Trail Mix Ventures, founded by Soraya Darabi, Will Nathan and Marina Hadjipateras, seeks to find businesses that intersect health and wellness, with a focus on how people work, how they spend their free time or how they use their talents.

So far the early-stage investment firm has invested in 16 companies, including The Wing, Parsley Health and Sphynx. The venture fund counts Neil Parikh, co-founder of Casper; Nick Taranto, co-founder of the meal kit company Plated; and Neil Blumenthal, co-founder and CEO of Warby Parker as outside investors.

In an interview with Glossy, Nathan and Darabi discussed emerging trends in the wellness space, including the willingness of people to experiment, the reason experiences are so popular within wellness and expectations for the future of wellness. Their answers have been edited for clarity.

What trends are you seeing in the wellness space?
Will Nathan:
From my perspective, people are more open to experimentation. It’s very difficult in today’s age to know what the true benefits are of the different new ways of looking at your health, and in the culture and environment of fake news, people are looking to brands and startups to help them navigate brands or topics they either hadn’t been exposed to or that historically were not culturally acceptable.

Soraya Darabi: We are seeing a real shift in [multiple] generations of how they want to spend their dollars and how they want to spend their time.

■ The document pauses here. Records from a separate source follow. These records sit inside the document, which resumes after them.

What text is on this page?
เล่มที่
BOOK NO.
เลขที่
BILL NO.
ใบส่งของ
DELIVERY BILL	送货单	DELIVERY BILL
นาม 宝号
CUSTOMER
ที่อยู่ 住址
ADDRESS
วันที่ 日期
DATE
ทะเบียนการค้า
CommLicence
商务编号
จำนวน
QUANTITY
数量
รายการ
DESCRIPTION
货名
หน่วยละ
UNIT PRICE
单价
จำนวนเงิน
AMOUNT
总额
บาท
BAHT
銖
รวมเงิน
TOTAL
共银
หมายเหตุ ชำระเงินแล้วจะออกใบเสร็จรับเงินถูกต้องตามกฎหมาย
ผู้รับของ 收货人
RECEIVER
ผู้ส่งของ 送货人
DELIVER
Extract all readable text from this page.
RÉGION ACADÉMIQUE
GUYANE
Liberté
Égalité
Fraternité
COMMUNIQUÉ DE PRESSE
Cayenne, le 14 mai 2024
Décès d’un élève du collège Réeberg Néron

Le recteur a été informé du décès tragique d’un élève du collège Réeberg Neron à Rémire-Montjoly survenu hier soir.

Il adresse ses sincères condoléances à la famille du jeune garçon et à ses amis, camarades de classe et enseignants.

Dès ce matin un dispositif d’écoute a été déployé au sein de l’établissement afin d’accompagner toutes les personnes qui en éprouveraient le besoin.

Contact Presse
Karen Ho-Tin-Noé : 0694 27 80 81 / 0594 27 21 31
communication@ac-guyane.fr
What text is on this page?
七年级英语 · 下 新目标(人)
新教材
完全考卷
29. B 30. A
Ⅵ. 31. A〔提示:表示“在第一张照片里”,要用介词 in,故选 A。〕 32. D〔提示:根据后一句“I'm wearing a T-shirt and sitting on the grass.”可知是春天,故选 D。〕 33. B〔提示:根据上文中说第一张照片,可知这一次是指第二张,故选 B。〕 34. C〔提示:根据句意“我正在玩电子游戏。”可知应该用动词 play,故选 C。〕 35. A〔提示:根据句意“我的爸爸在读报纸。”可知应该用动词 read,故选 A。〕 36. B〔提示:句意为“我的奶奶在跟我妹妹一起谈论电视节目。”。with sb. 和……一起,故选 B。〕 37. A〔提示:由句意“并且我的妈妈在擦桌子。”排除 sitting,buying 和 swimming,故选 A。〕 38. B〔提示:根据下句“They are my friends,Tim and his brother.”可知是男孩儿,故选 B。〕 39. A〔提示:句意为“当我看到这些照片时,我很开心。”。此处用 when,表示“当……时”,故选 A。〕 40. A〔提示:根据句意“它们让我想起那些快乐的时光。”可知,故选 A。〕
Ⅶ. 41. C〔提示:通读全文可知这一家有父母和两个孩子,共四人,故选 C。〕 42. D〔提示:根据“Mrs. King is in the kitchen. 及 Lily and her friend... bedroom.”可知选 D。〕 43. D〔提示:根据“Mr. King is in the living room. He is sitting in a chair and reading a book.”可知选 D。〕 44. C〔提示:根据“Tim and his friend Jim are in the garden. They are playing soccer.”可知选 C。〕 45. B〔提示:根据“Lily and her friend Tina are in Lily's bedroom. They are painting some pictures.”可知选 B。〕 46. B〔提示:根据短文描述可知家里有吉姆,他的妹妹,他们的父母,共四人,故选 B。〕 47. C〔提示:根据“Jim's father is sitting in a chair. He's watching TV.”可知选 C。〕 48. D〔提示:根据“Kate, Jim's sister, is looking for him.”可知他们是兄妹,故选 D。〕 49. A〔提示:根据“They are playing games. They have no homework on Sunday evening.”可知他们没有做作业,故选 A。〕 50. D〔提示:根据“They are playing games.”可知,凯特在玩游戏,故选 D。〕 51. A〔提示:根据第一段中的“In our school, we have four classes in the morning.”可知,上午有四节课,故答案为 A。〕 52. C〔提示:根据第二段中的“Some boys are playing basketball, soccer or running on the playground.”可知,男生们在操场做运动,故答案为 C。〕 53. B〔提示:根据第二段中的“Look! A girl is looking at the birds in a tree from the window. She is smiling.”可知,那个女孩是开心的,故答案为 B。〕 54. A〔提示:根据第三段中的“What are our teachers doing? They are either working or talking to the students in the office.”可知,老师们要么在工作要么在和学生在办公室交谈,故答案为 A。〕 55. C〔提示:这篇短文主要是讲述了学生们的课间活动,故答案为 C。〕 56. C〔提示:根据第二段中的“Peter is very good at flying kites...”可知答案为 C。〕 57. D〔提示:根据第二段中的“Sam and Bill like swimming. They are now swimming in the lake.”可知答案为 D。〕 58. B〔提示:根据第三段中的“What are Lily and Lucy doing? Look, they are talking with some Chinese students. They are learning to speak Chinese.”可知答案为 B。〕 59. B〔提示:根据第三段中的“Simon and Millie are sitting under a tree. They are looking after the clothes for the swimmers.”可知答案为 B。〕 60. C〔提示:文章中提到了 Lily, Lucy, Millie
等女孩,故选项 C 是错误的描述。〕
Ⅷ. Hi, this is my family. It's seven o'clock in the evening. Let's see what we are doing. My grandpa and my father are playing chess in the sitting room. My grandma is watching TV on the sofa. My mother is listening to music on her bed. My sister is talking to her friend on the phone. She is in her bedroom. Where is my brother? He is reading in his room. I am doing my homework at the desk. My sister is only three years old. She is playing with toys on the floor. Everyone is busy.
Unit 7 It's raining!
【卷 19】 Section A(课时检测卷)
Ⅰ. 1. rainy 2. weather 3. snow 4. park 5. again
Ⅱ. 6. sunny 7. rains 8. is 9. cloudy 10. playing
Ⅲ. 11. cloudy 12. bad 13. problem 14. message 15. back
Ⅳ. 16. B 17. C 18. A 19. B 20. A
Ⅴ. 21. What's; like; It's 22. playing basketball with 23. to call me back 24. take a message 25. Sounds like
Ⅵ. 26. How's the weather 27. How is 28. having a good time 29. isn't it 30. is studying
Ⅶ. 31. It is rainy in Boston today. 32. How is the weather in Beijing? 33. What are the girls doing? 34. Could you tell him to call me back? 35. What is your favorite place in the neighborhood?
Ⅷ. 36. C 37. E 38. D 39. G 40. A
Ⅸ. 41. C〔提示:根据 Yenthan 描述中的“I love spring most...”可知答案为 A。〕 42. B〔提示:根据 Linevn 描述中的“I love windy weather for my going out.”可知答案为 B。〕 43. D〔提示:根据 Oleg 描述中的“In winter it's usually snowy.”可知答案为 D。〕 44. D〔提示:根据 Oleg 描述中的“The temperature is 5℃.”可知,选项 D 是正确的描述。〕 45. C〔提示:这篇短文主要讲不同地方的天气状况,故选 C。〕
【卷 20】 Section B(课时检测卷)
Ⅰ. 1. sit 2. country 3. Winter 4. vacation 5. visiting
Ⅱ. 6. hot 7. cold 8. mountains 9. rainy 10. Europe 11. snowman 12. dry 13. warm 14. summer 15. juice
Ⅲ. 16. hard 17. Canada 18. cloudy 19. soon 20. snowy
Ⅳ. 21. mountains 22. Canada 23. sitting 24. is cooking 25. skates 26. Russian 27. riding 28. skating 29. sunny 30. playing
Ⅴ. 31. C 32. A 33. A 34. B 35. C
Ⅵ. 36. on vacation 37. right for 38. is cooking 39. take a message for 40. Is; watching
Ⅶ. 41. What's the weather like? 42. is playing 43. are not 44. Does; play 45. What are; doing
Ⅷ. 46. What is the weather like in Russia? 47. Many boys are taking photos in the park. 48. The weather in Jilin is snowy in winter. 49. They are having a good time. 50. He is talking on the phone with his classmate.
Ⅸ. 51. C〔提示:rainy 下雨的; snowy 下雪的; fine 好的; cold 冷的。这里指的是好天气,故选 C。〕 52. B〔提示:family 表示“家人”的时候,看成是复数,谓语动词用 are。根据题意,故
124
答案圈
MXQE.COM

People are now, all of a sudden, incredibly mindful about things they were not in the past. And technology is making it easier to enable healthier behavior.

There are a lot of wellness experiences in retail these days. What is the connection between experience and wellness?
Nathan:
 The experiential is an important channel because many folks are oversaturated by ads and offers, and there is a lot of information thrown at people from the Internet. Going offline, and connecting with your body and to what you can experience in the real world is something people gravitate toward and is crucial right now. These experiential and personalized components are one of the areas that are helping brands connect and find consumers in a way that it hasn’t been possible or hasn’t been as effective lately because of all the noise on the Internet.

Darabi: [Millennials] are not spending money on luxury items, and they are postponing families of their own — they are delaying everything from childbirth to marriage. But what millennials do have is what The Wall Street Journal called a ‘$500 dollar a month workout habit.’ And that might be a hyperbole, but that generation will spend more money on health and wellness than anything else, other than their immediate family. So knowing that, experiential marketplaces for us are of interest. Really, it’s any new paradigm — any new model that did was Peleton did five years ago, which takes an existing habit in the real world and virtualizing it, in some way.

Where is wellness headed?
Nathan:
 We see a trend toward taking care of yourself because then you can be in a position to take care of others. And people spend more time and money with the services and tools that help them better take care of themselves. That’s where the market is going because there is a whole spectrum of new services that people are identifying with and really connecting with in a new way. One thing we have noticed is that people are associating themselves with brands in order to express their identity, and that is something that is extremely important for the solubility of companies people are subscribing to and purchasing from.